A Clockwork Strip Search
WHAT THREAT did school officials perceive that would lead them to “reasonably suspect” they should conduct a strip search on an 8th grader without bringing her parents in?
…school officials learned some students were allegedly bringing drugs and weapons to school. They learned students were planning to take pills at lunch after a student handed the vice principal a white pill that was identified as 400 milligrams of prescription-strength ibuprofen. [The Citizen]
Drugs! (A 400mg prescription-strength ibuprofen is equivalent to TWO over-the-counter 200mg Motrins.) And weapons!

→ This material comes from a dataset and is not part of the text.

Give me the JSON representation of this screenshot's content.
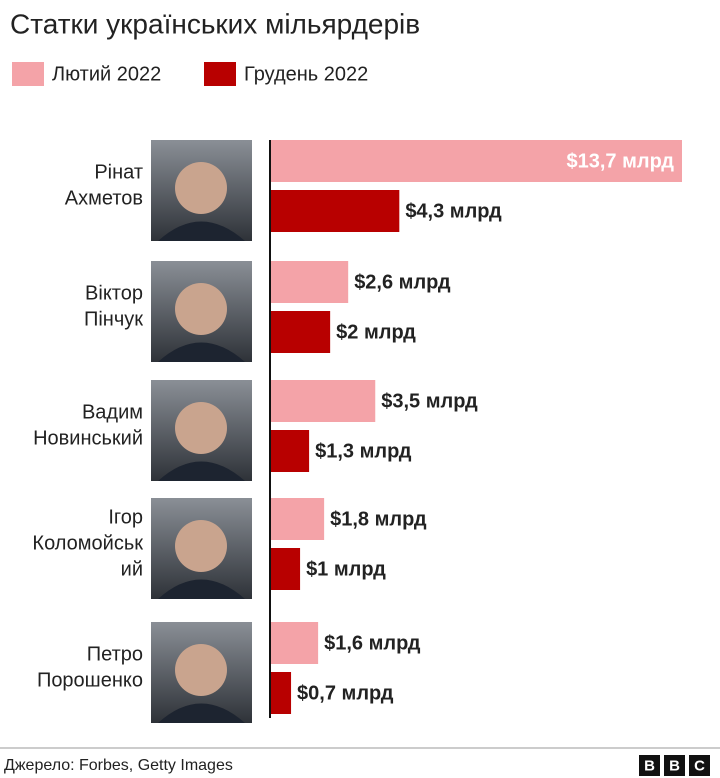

“What’s it going to be then, eh?”
We sat in the School Cafeteria making up our rassoodocks what to do with the afternoon, a flip dark chill winter bastard though dry. One of our droogs, who often brought liquor or other veshches to peet our moloko with, was absent this afternoon, but we did manage to get our rookers on some 400-grain Ibuprong we could slosh down with our moloko. Milk with knives in it as we would call it, which would sharpen you up and make you ready for a bit of twenty-to-one. After lunch we’d roam the hallways, primed with nozies, and britvas, not just fisties and boots, for a malenky bit of ultra-violence.

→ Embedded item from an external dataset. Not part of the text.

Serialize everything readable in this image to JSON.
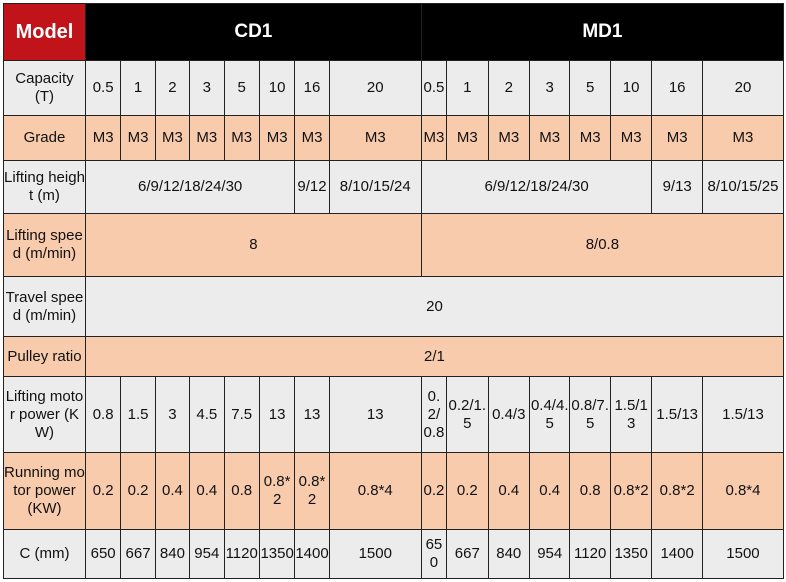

We all had a good ha-ha when we viddied the weepy young devotchka pushing out of the headministress’ office, all folded up like she was filthy with the stinking pawprints of authority. The headministress was a skorry old babooshka with an eye for the young devotchkas in our school. one malachicka, a droog of ours, told that she was going to tell the rozzes the weepy one was tucking away Ibuprong. Which as you may guess, worked real horrorshow.